AUTHORITY FOR TRANSPORT IN MALTA
Malta's national transport authority: island-scale testbed for tourism mobility, ITS, and shared transport policy.
Their core work
Transport Malta is Malta's national transport authority, responsible for regulating, licensing, and managing all modes of transport across the Maltese islands — roads, maritime, and aviation. In EU research, they function as a real-world implementation partner, providing an island-state living lab for testing sustainable urban mobility solutions in a context defined by heavy tourism pressure, geographic constraints, and a car-dependent culture. Their H2020 work concentrated on deploying intelligent transport systems, shared mobility services, and public-private mobility partnerships specifically tailored to tourist destinations. They bring regulatory authority and direct policy levers — the ability to actually implement what a project demonstrates, not just study it.
What they specialise in
DESTINATIONS project involved ITS deployment, data gathering, and shared economy business models for urban transport, areas where Transport Malta contributed regulatory and operational expertise.
GrowSmarter (2015-2019) placed Transport Malta in a lighthouse city demonstration context covering energy saving, replication, and cross-sector smart city measures.
DESTINATIONS keywords include public-private partnerships and participation, reflecting Transport Malta's role in brokering regulatory frameworks and stakeholder engagement for new mobility models.
How they've shifted over time
Transport Malta entered H2020 through GrowSmarter with a broad smart city framing — energy saving, lighthouse demonstrations, and replication — where transport was one element among many urban systems. Their second and larger engagement, DESTINATIONS, sharpened the focus entirely onto mobility: tourism flows, shared economy services, ITS infrastructure, and quality-of-life metrics specific to visitor-heavy cities. The shift reflects a move from generic smart city participation toward a clearly defined niche as a mobility authority for island tourism economies.

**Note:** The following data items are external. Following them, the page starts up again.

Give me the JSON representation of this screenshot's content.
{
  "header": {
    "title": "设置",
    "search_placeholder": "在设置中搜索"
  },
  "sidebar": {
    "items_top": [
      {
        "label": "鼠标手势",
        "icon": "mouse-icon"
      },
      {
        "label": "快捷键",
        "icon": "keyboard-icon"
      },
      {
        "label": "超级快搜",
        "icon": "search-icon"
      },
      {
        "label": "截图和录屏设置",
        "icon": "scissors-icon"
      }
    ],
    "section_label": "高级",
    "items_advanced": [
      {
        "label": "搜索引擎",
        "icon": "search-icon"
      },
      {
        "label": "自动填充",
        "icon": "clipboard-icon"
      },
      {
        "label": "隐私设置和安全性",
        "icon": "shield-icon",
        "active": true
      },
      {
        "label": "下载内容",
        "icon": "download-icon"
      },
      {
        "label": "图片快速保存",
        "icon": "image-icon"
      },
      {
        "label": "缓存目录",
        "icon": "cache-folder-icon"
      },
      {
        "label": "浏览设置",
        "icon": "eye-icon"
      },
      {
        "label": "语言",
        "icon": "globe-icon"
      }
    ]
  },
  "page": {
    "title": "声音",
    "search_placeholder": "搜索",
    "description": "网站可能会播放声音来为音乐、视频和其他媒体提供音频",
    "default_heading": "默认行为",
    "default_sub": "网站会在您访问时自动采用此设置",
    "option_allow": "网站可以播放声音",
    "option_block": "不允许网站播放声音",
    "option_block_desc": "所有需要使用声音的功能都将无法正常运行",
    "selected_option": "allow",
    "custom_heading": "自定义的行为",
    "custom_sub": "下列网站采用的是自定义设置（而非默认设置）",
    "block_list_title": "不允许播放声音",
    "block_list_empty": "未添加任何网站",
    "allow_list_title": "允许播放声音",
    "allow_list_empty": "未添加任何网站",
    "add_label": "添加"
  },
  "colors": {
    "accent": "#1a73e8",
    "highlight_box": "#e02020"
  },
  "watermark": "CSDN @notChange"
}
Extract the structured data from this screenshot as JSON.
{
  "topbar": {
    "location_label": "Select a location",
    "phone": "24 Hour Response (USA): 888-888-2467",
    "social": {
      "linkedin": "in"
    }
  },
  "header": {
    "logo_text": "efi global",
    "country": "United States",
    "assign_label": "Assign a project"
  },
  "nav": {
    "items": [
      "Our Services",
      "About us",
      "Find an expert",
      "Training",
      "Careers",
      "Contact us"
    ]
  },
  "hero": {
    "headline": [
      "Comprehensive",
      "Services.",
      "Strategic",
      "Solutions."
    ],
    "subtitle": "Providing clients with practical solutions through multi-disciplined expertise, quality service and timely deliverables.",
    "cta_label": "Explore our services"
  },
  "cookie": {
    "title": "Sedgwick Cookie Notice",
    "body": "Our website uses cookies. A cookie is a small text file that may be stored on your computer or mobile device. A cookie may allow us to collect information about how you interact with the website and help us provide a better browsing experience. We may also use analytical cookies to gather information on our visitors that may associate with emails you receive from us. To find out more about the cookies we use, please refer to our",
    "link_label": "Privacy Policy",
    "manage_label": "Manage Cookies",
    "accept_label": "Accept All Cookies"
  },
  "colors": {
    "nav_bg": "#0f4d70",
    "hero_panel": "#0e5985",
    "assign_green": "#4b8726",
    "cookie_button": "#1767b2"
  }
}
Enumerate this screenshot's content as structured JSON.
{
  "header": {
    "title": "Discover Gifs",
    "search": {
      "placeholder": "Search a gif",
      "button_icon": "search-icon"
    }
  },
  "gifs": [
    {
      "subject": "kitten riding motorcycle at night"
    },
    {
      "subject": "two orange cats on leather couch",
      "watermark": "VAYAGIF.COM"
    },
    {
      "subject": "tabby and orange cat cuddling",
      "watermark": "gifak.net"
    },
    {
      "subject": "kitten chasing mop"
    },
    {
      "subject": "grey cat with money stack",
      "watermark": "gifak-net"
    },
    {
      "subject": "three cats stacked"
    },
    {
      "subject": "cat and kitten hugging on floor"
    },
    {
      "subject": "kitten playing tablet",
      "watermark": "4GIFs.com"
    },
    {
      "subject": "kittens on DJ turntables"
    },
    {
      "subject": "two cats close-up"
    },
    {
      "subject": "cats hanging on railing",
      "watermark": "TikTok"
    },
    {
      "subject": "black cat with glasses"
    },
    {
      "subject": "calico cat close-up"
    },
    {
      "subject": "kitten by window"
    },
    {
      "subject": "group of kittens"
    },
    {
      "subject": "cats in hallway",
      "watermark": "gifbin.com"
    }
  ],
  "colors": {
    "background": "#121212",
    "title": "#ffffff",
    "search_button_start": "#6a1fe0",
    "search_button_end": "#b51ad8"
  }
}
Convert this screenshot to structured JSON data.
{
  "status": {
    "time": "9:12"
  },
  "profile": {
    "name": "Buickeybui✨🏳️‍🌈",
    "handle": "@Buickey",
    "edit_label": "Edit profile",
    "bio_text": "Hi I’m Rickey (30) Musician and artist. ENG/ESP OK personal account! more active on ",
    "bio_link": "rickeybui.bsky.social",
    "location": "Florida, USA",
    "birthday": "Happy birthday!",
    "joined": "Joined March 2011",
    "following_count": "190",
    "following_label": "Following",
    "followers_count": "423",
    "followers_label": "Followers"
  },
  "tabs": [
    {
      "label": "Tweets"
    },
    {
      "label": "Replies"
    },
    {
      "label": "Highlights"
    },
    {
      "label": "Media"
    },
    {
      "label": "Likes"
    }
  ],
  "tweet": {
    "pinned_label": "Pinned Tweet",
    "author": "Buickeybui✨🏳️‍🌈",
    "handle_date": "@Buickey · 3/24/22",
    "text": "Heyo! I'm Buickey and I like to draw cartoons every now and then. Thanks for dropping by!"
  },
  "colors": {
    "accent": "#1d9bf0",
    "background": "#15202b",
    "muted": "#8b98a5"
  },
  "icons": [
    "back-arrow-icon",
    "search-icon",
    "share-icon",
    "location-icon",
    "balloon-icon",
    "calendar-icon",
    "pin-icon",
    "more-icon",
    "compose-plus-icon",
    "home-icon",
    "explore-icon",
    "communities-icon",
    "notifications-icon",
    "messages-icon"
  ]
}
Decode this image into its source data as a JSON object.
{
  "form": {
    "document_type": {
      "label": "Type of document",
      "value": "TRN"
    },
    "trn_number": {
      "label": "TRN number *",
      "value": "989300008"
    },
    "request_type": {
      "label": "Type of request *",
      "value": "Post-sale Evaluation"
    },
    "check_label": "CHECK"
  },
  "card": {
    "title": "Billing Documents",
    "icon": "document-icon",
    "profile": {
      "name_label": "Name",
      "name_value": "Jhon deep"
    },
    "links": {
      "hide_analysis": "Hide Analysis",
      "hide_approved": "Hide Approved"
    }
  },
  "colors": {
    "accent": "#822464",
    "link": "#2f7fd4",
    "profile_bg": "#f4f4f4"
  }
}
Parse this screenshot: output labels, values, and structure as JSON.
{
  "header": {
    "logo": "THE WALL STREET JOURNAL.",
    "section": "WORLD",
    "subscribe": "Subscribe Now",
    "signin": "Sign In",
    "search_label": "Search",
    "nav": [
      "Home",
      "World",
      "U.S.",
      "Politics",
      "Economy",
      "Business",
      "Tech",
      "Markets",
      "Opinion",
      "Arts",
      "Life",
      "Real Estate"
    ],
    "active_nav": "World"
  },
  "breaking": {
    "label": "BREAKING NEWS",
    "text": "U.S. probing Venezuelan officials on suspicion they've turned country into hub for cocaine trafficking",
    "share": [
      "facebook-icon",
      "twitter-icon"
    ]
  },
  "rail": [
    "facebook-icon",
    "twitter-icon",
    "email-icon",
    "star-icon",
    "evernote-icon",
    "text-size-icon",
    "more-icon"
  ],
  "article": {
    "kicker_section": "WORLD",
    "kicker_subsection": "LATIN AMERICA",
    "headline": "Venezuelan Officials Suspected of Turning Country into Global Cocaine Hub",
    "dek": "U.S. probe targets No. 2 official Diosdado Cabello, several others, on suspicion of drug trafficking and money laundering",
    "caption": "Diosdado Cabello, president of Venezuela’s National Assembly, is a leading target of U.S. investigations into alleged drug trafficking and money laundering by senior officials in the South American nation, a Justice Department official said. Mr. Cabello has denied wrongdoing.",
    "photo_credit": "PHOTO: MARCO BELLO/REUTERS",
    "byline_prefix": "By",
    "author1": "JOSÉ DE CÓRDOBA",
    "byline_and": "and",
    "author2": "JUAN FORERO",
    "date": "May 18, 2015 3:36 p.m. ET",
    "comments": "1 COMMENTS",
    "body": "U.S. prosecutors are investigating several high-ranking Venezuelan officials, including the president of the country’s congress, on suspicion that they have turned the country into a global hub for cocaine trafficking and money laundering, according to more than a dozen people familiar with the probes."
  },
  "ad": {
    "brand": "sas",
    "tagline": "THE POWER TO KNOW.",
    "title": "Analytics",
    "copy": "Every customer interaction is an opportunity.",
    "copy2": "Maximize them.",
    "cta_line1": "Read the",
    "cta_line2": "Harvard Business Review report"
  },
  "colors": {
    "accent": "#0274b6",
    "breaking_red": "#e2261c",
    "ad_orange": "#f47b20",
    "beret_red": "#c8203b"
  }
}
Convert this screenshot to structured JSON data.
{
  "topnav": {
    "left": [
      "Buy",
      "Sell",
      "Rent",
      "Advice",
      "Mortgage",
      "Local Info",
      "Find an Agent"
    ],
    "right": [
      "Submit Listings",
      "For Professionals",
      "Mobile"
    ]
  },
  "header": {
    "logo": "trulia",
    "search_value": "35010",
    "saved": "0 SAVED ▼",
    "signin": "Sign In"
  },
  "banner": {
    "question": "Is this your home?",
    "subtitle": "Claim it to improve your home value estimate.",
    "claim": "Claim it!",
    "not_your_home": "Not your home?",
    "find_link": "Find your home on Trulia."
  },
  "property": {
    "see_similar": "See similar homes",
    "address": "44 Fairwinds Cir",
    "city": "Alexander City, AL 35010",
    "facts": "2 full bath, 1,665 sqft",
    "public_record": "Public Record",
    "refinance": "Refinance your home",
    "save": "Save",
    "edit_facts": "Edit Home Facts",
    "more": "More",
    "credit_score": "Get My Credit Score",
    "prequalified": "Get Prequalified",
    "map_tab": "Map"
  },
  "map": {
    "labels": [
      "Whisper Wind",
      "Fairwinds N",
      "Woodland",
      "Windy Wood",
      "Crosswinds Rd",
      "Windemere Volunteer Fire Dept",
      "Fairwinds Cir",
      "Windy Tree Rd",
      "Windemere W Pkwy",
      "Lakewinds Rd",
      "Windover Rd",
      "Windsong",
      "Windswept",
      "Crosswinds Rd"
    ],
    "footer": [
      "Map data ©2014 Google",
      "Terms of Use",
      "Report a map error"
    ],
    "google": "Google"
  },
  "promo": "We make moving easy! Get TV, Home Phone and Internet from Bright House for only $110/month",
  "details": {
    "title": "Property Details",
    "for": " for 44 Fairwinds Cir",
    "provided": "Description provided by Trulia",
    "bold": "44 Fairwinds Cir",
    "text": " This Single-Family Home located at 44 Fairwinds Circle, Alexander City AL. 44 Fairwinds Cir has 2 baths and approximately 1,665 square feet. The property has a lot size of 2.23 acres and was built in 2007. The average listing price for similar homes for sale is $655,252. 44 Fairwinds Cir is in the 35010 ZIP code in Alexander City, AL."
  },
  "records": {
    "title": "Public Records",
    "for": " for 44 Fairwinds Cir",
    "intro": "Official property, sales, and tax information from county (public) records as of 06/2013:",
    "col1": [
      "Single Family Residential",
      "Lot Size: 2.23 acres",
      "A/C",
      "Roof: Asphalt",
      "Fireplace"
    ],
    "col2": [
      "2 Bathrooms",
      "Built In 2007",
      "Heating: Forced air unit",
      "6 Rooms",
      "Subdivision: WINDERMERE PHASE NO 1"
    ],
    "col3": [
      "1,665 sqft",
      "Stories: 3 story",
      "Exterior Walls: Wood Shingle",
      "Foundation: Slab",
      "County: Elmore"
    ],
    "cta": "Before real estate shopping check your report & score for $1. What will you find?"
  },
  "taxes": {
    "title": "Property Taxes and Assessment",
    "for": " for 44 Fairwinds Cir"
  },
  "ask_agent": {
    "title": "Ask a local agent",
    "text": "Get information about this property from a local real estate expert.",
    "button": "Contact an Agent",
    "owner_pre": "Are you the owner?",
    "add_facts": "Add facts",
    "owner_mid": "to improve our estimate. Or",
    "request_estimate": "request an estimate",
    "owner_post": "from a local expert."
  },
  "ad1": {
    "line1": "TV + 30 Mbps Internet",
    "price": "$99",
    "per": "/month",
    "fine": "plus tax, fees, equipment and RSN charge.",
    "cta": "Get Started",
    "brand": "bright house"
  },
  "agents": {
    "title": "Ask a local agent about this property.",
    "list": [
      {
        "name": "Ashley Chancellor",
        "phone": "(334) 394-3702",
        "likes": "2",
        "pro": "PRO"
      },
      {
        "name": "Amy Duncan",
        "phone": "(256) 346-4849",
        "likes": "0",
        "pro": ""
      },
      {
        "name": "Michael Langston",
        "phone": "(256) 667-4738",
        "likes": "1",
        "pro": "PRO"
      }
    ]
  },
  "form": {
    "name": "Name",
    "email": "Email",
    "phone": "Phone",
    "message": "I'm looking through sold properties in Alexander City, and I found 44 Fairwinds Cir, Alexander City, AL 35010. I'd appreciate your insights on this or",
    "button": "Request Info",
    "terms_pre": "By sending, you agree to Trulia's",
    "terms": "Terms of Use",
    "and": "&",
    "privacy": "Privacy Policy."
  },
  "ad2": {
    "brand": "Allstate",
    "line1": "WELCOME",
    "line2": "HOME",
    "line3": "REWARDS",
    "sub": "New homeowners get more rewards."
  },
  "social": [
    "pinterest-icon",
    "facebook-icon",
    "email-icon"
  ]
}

Transport Malta is positioning itself as a specialist testbed for sustainable mobility in tourism-intensive island environments — a niche that maps well onto EU Green Deal and urban mobility policy priorities for the coming funding period.
How they like to work
Transport Malta has participated exclusively as a consortium partner, never as a project coordinator — a pattern consistent with a regulatory authority that contributes real-world implementation capacity and policy authority rather than driving research agendas. Both projects were large Innovation Actions with broad consortia (86 unique partners across 17 countries), indicating they are comfortable operating inside complex multi-partner structures. They appear to be a demonstration-site partner: organisations that need to show their solution works in a real city or region bring Transport Malta in to provide the context, access, and institutional legitimacy.
Transport Malta has worked with 86 unique consortium partners across 17 countries — a remarkably broad network for an organisation with only two projects, reflecting the large-scale Innovation Actions they joined. Their collaborations span EU member states and associated countries typical of CIVITAS and smart city consortia.
What sets them apart
Transport Malta offers something most transport authorities cannot: a contained, island-scale national transport system where policy changes and new mobility services can be tested without the complexity of cross-border commuter flows or multi-tier governance. For any consortium working on tourism mobility, shared transport, or ITS in Mediterranean or island contexts, they provide both the regulatory authority to actually permit and implement pilots and a tourism-dominated demand profile that is rare in European testbeds. Their dual role as national regulator and H2020 demonstration partner means results are more likely to translate into real policy adoption.
Highlights from their portfolio
- DESTINATIONSThe largest of their two projects by far (EUR 971,751), CIVITAS DESTINATIONS was a flagship EU initiative on sustainable mobility in tourist cities, making it their most consequential and defining EU engagement.
- GrowSmarterAs one of the original H2020 smart city lighthouse projects, GrowSmarter gave Transport Malta early exposure to cross-sector urban innovation at European scale, even at modest funding (EUR 99,364).